Et peut-être maintenant voudrez-vous bien suivre le résumé que je vais essayer de vous donner, d’après Ruskin, de la Bible écrite au porche occidental d’Amiens.

Au milieu est la statue du Christ qui est non au sens figuré, mais au sens propre, la pierre angulaire de l’édifice. À sa gauche (c’est-à-dire à droite pour nous qui en regardant le porche faisons face au Christ, mais nous emploierons les mots gauche et droite par rapport à la statue du Christ) six apôtres : près de lui Pierre, puis s’éloignant de lui, Jacques le Majeur, Jean, Matthieu, Simon. À sa droite Paul, puis Jacques l’évêque, Philippe, Barthélemy, Thomas et Jude[4].
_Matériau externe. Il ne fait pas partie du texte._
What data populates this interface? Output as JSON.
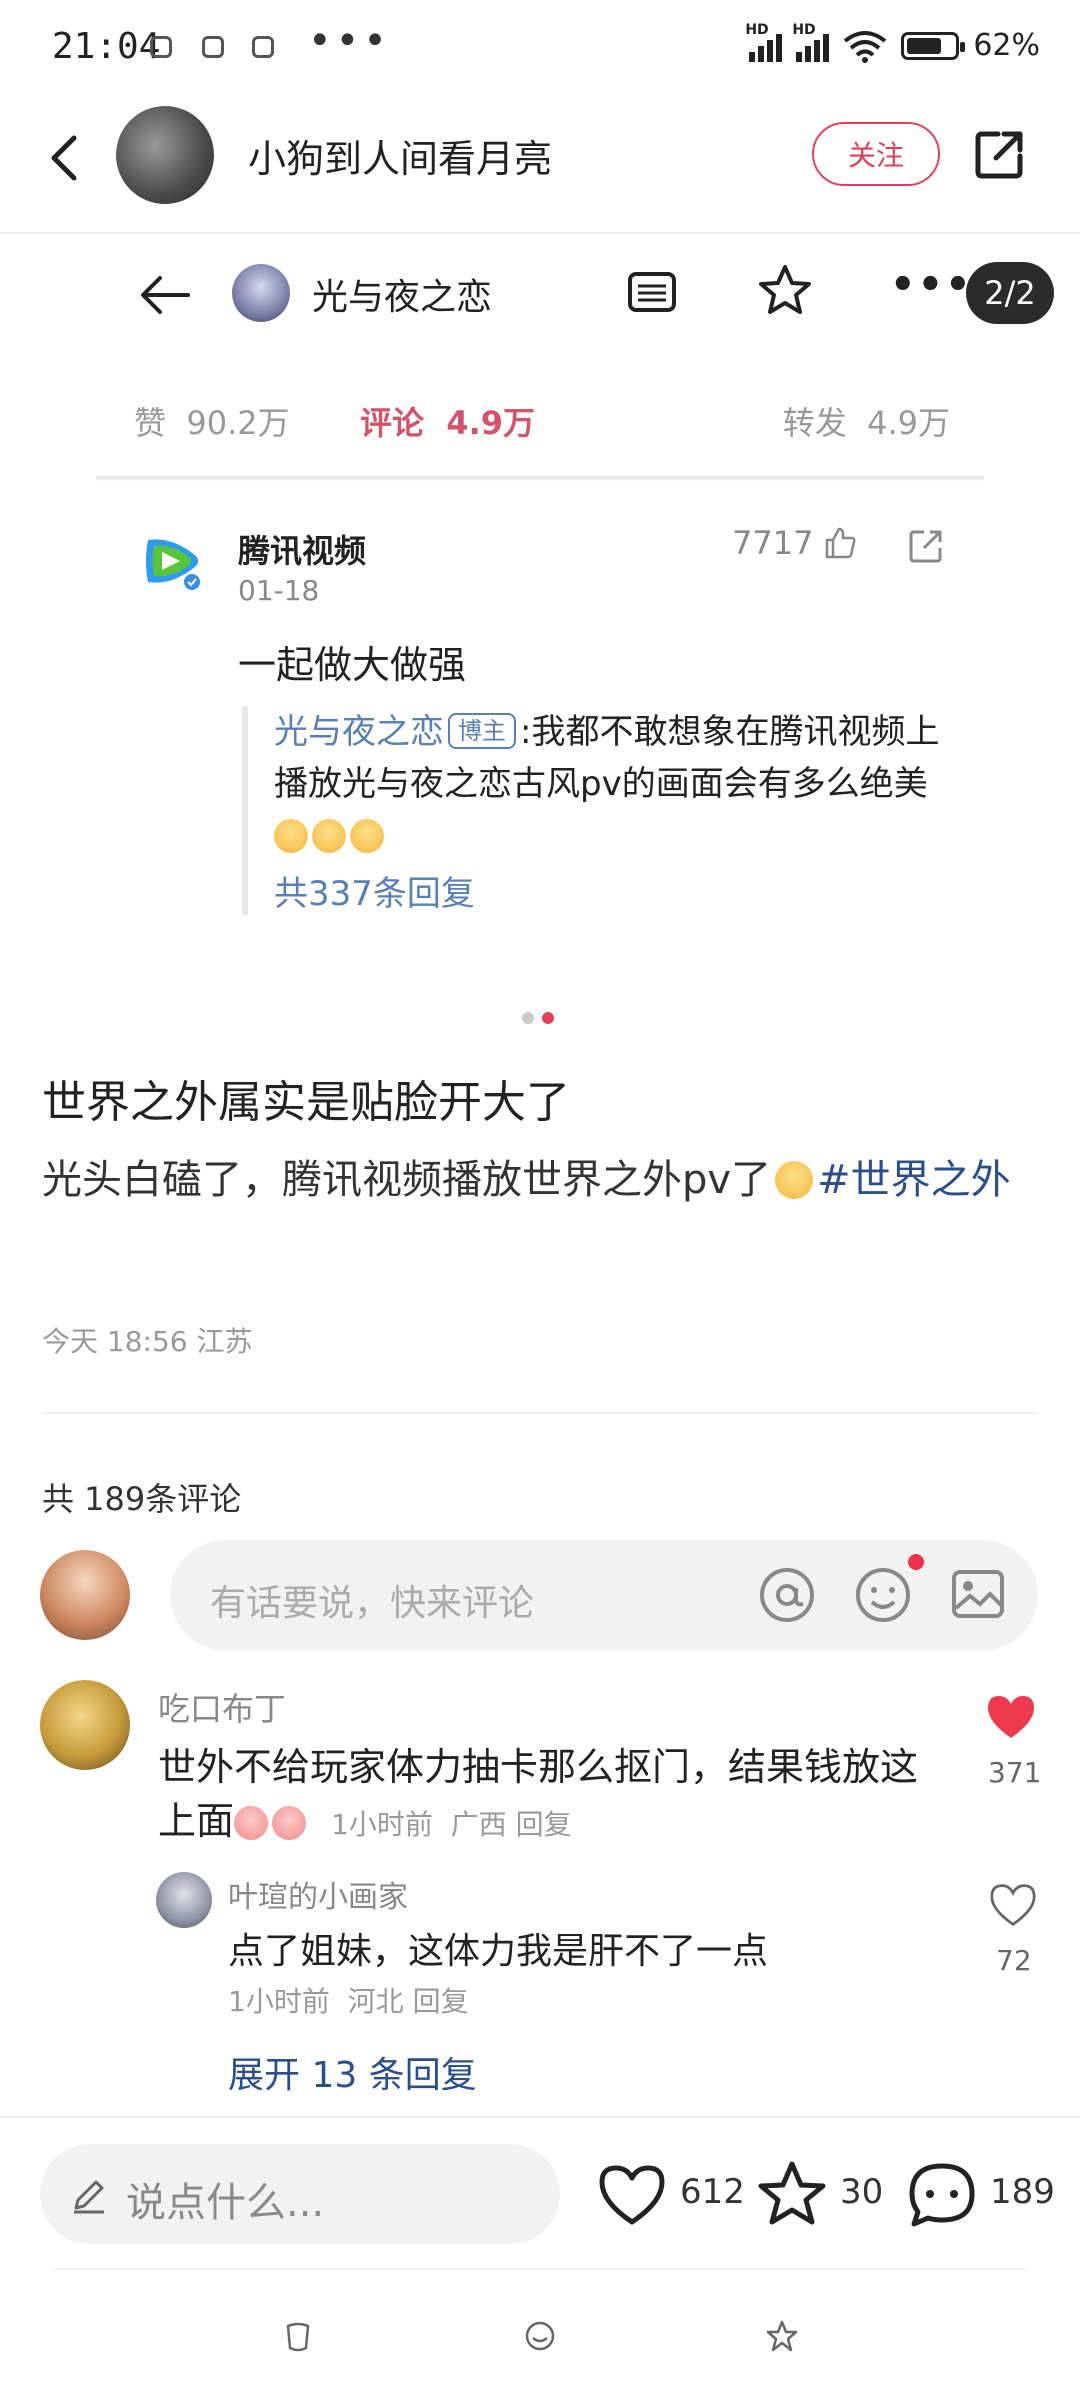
{
  "status_bar": {
    "time": "21:04",
    "dots": "•••",
    "battery": "62%"
  },
  "header": {
    "username": "小狗到人间看月亮",
    "follow_label": "关注"
  },
  "embedded": {
    "title": "光与夜之恋",
    "page": "2/2",
    "more": "•••",
    "stats": {
      "like_label": "赞",
      "like_value": "90.2万",
      "comment_label": "评论",
      "comment_value": "4.9万",
      "repost_label": "转发",
      "repost_value": "4.9万"
    },
    "comment": {
      "author": "腾讯视频",
      "date": "01-18",
      "likes": "7717",
      "text": "一起做大做强",
      "quote": {
        "author": "光与夜之恋",
        "tag": "博主",
        "separator": ":",
        "text": "我都不敢想象在腾讯视频上播放光与夜之恋古风pv的画面会有多么绝美",
        "replies": "共337条回复"
      }
    }
  },
  "post": {
    "title": "世界之外属实是贴脸开大了",
    "body": "光头白磕了，腾讯视频播放世界之外pv了",
    "hashtag": "#世界之外",
    "time": "今天 18:56",
    "location": "江苏"
  },
  "comments_section": {
    "count_label": "共 189条评论",
    "input_placeholder": "有话要说，快来评论",
    "items": [
      {
        "author": "吃口布丁",
        "text": "世外不给玩家体力抽卡那么抠门，结果钱放这上面",
        "time": "1小时前",
        "location": "广西",
        "reply_label": "回复",
        "likes": "371",
        "liked": true
      }
    ],
    "reply": {
      "author": "叶瑄的小画家",
      "text": "点了姐妹，这体力我是肝不了一点",
      "time": "1小时前",
      "location": "河北",
      "reply_label": "回复",
      "likes": "72"
    },
    "expand_label": "展开 13 条回复"
  },
  "bottom_bar": {
    "placeholder": "说点什么...",
    "likes": "612",
    "stars": "30",
    "comments": "189"
  },
  "colors": {
    "accent": "#e0405a",
    "link": "#2b4f8a",
    "quote_link": "#5a7fb5"
  },
  "icons": [
    "back-icon",
    "share-icon",
    "list-icon",
    "star-icon",
    "thumb-icon",
    "at-icon",
    "emoji-icon",
    "image-icon",
    "heart-icon",
    "pen-icon",
    "comment-icon"
  ]
}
  1. Allusion à Isaïe, XI, 9.
  2. Allusion à saint Matthieu XXIV, 36.
  3. Cf. Bossuet, Élévations sur les Mystères : « Contenons les vives saillies de nos pensées vagabondes, par ce moyen nous commanderons en quelque sorte aux oiseaux du ciel ; ce sera dompter des lions que d’assujettir notre impétueuse colère. »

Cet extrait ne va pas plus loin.